MIL ... not sure exactly, she passed away several yrs ago. FIL said she tried for awhile but they gave formula when DH started crying non stop. They lived in Europe at the time & paid big $$ for formula (it wasnt common there then) ...makes me sad they didnt know he would have been fine BFing
The only person I ever knew who breastfed before I had children was my SIL and I thought it was gross then. She helped set me straight when I got pregnant with my dd.
MIL, no, four kids.
My family is pretty BF friendly. My brother's first wife BF both of their kids, and I'm BFing DD who will turn one next week.
As far as DH's family is concerned, the only person who has BF besides me is a SIL, who BF her son until he was two, but she got no support from the family and even some sniffing disapproval from MIL. I'm sure I'm in for the same treatment but, luckily, we don't live near her so her oppertunities to dissaprove are few and far between.
My baby is almost three months old and they can't believe she isn't eating anything but boob juice!
I never knew anything about breastfeeding until I was a nanny for a breastfeeding mom.
My MIL breastfed my husband and his older brother for a few months each before she weaned them.
Momma to Sweet Rosie 7/06, Lost Baby J 1/09 at 12 weeks pregnant, Spitfire Ada born 4/21/10, and Baby Boy due July/August 2013!
Aspiring urban homesteader, photographer, homeschooling momma! Blog link in my profile.
my entire in-law side of the family formula fed and thinks bfing is nasty. i think they're nasty....hehe
My MIL breastfed all 4 of her kids, for about the same time. I have 3 SILs, with 8 kids between them. All breastfed.
But, the old advice is pretty funny. My mom gave me the washcloth advice, too, and she was told to wipe off her nipples with sterilized water before each feeding. And, she had to give 1 ounce of water after each feeding. She's always shocked when I just stop and nurse anywhere, without a big production. And MIL told me all about the best advice she ever got was to have dh eating 3 meals ( meaning breastmilk) a day by the time he was 2 months old. : She's kind of a food nazi anyway, so I was able to easily blow off that advice.
Did your mom/MIL breastfeed their children and did that influence or not influence you?
My mother nursed as did her sister, SIL, mother, grandmother...apparently my whole maternal line nursed.
My mil did not nurse any of her children and was very negative about nursing baby....I wouldn't make it, wouldn't have enough, what would I do in public, etc. etc.
Because of my mom, I knew that I would nurse, because of MIL I was adament to be successful at nursing.
Mama to Max 9, Neva 7, & Esme 4 and Julius 2.
My mom BF me and my brother and sister (twins born at 32 wks I think).

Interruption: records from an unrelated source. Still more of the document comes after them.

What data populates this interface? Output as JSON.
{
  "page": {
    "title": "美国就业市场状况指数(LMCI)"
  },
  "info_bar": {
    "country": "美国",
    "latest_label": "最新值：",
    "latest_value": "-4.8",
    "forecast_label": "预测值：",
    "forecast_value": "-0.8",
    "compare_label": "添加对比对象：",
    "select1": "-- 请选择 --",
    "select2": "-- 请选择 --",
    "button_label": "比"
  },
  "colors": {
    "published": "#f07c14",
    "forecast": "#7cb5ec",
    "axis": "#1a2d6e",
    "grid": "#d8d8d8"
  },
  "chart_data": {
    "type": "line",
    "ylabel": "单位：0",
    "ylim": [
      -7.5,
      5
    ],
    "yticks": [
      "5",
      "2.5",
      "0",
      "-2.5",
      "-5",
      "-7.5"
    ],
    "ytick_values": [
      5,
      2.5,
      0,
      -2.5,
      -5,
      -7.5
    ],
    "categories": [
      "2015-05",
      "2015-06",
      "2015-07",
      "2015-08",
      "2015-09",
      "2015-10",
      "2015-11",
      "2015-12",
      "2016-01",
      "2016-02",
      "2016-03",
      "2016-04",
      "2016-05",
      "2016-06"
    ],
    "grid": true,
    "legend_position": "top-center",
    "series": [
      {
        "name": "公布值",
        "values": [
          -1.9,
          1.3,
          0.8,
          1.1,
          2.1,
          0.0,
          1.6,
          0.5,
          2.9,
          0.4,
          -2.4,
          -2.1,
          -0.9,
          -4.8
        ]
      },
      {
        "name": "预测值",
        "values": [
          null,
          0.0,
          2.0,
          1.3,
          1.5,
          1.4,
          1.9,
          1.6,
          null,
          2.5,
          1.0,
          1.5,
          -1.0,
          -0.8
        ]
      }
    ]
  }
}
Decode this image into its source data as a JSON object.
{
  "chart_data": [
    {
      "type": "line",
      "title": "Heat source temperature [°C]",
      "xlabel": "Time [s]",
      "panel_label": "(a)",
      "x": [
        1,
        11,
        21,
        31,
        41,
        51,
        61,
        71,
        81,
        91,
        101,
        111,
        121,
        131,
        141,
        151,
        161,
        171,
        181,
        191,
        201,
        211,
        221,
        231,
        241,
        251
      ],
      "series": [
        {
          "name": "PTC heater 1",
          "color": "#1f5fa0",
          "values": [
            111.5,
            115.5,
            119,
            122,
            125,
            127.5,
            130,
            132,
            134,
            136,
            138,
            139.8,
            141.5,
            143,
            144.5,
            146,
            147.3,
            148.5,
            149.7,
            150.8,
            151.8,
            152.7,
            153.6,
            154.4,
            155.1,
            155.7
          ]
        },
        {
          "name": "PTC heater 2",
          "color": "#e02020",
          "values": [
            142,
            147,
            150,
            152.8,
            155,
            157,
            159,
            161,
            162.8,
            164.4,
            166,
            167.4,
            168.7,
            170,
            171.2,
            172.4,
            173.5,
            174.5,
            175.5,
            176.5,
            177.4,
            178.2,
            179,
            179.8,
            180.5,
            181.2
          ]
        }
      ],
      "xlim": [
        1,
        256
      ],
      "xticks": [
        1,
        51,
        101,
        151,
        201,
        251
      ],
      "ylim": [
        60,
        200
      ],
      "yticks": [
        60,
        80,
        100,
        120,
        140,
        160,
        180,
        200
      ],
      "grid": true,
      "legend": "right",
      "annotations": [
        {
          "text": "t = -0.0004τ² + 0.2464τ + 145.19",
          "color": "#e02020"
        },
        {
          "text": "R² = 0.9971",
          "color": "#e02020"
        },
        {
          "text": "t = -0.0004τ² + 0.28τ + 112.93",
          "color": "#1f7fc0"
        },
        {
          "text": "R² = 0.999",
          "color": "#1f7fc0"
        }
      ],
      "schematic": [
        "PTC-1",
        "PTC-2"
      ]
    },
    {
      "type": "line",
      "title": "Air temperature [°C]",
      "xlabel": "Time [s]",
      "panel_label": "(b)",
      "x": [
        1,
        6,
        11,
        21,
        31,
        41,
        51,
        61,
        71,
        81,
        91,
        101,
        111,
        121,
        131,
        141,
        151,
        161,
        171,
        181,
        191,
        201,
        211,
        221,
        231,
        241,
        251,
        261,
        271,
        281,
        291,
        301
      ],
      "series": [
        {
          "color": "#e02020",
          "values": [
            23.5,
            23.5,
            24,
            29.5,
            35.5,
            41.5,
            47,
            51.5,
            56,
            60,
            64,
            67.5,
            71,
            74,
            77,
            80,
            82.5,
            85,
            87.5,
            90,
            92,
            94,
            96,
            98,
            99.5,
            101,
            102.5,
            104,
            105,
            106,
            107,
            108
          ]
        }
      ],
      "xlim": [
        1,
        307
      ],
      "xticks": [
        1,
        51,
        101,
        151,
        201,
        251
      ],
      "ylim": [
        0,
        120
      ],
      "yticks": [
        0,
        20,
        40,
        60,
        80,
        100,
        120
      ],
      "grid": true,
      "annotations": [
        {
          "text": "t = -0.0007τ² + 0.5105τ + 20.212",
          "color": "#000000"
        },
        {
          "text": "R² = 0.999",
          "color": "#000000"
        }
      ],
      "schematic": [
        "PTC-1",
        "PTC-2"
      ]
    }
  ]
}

When my brother was in the NICU for a bit after birth, she pumped for him, and got up to 1/2 -1 gallon a day!! Then used the SNS until he was strong enough to feed from the breast.
However, she did try to start cereal at 2 mos because that was the advice then-- we didn't like it, so she waited. We then weaned ourselves before a year as I recall her saying.
My MIL bf all of her 5 children (after having them naturally-- and this was the 60s) until self-wean, when they went straight to the cup. I don't know when she started solids.
Oh, and it didn't influence me-- I was already determined to bf, but the support was really important, especially in those first weeks after my milk came in.
Ok, reading the thread-- i did nurse my dolls as a kid, so i bet my mom's nursing had a big effect on me, even if I don't realize it.
My adoptive mother did not breastfeed her biological children. When I asked her about whether or not she BF'd she said something like, "No way, I never intended to."
MIL BF'd DS #1 for 6 weeks. She spoke very negatively about her experience of BFing while I was pregnant. She didn't BF my DH (her DS #2) at all because she thought it would be too difficult to run around after her fist son and BF. She did express some feelings of guilt about not BFing DH.
All that being said, everyone (in my family) has been very supportive of my breastfeeding. My mom (adoptive) suggested that I attend BF support groups. MIL is horribly uninformed re: Breast milk (she kept trying to get us to give DD water and has said other silly things), however is supportive of me BFing. It's actually stunning to me how uninformed people in general are of Breastmilk. We educate, We educate!
What influenced me to BF? I just always thought if I ever had a baby I would BF. In fact, I thought that was one of the bonuses of having a baby. I have always had a romantic view of breastfeeding. What could be more cool than to nurture a whole other human from your breast?